Although this meets all the requirements you wrote, the nonuniqueness of the representations of the objects in $X$ by objects in $X_1 \times X_2$ leaves "$X = \bigoplus\limits_{1\leq i \leq n} X_i$" undefined. This only denotes an internal direct sum if representations are unique.

There are three ways to fix the nonexistence of the direct sum that you wish to denote.

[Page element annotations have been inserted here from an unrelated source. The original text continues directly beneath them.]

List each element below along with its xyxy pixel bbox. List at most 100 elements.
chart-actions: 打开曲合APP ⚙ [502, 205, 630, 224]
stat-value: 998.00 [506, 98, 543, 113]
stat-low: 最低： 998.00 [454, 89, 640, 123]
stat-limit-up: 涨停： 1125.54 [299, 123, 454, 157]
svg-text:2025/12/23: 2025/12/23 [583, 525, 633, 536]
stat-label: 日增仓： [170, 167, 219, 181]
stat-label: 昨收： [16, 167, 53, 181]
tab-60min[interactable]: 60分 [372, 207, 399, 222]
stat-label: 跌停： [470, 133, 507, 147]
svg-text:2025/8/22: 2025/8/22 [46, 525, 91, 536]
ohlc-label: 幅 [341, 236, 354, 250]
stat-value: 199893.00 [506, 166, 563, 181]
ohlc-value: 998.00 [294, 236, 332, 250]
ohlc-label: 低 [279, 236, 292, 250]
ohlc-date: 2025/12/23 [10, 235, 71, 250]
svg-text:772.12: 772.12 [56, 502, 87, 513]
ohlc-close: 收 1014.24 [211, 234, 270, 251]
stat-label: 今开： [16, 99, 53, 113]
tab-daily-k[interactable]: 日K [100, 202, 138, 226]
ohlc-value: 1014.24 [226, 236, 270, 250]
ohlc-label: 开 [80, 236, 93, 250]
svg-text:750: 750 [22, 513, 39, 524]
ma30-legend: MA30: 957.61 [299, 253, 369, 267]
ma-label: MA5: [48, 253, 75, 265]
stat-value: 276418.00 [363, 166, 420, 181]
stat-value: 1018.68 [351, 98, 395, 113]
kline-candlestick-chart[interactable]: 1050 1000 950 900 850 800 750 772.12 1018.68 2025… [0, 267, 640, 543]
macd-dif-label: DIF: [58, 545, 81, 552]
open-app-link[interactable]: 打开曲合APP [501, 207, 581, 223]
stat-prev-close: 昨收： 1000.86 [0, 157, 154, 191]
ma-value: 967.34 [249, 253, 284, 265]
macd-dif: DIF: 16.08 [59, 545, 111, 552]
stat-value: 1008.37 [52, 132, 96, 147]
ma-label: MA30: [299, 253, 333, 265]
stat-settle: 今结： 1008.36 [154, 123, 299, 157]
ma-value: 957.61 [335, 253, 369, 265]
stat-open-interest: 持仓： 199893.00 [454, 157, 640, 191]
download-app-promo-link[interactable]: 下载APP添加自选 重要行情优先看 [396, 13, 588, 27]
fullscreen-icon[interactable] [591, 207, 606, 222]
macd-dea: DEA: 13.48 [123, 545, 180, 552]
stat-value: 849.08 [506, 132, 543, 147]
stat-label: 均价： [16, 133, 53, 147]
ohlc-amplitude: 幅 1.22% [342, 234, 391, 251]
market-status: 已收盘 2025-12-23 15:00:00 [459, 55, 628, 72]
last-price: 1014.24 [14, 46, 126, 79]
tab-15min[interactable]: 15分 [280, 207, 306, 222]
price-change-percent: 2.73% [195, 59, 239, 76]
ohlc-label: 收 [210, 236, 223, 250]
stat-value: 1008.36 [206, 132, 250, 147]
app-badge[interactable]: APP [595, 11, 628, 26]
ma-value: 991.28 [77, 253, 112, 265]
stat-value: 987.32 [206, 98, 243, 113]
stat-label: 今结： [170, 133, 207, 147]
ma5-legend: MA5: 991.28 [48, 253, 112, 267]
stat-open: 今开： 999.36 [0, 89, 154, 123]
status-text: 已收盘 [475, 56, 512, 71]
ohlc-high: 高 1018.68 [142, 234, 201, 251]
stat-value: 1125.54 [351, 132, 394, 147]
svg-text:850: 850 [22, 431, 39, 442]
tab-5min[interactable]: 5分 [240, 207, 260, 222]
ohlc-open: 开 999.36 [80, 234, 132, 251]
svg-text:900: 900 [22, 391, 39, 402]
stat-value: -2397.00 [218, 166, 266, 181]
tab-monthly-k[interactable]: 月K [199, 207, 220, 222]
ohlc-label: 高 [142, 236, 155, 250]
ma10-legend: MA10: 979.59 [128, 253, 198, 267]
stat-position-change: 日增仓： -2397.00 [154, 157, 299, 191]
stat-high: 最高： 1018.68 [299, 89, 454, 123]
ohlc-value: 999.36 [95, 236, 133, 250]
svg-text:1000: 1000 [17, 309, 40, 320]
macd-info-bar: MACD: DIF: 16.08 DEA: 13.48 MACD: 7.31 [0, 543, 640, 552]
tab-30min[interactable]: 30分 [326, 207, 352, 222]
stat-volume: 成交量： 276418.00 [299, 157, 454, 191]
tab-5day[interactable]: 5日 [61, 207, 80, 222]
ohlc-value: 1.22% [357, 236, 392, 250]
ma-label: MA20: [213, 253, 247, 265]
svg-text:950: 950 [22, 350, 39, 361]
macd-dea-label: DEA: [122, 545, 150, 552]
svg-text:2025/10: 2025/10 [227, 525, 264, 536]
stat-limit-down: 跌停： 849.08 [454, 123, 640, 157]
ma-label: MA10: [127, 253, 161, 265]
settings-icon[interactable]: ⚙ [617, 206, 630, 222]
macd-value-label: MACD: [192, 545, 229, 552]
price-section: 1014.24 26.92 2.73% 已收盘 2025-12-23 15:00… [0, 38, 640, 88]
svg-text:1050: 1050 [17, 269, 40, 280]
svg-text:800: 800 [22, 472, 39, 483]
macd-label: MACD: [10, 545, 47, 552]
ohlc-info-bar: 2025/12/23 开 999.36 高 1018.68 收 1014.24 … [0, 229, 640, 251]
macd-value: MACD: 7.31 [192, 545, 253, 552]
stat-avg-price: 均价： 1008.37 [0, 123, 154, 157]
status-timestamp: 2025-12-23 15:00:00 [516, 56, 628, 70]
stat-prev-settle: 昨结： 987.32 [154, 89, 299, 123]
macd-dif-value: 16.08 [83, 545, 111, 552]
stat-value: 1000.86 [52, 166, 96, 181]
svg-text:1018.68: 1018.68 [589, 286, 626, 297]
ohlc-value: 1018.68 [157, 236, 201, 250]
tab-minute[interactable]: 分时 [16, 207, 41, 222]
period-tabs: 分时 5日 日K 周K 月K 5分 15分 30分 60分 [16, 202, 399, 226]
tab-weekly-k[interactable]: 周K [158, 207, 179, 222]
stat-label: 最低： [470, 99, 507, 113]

1. Include the prior constraint that the $X_i$ have trivial pairwise intersection. In an internal direct sum, this forces the $X_i$ to be independent subspaces so the representations are unique and the internal direct sum exists.
2. Alter your constraint to "each $x \in X$ is given uniquely by $x=(x_1,\dots,x_n)$, for some $x_i \in X_i$". This forces the $X_i$ to be independent, so the internal direct sum exists.
3. Explicitly assert that your use of $\bigoplus$ denotes an external direct sum. Then the $X_i$ are not interpreted as subspaces of an enclosing space, so are automatically independent.

Other resolutions:

• If you intend to use the notation $x_i + x_j$ for various elements of $X \cup \bigcup_{i=1}^n X_i$, use the vector space sum, "$X = \sum_{i=1}^n X_i$". The vector space sum places no requirement of uniqueness/independence, so exists even if the $X_i$ are not independent.
• If you are not going to add various vectors together, the direct product, "$X = \prod_{i=1}^n X_i$" assembles tuples of elements of the $X_i$ but does not impose an additive structure on the results. Note that the direct sum and the direct product differ if your $n$ is not finite. (The infinite direct sum only includes elements that are finite sums of elements of the $X_i$. Applying the forgetful functor from the direct sum to the direct product, the direct sum is sent to tuples with only finitely many nonzero entries. The infinite direct product places no constraint on the number of zero or nonzero entries.)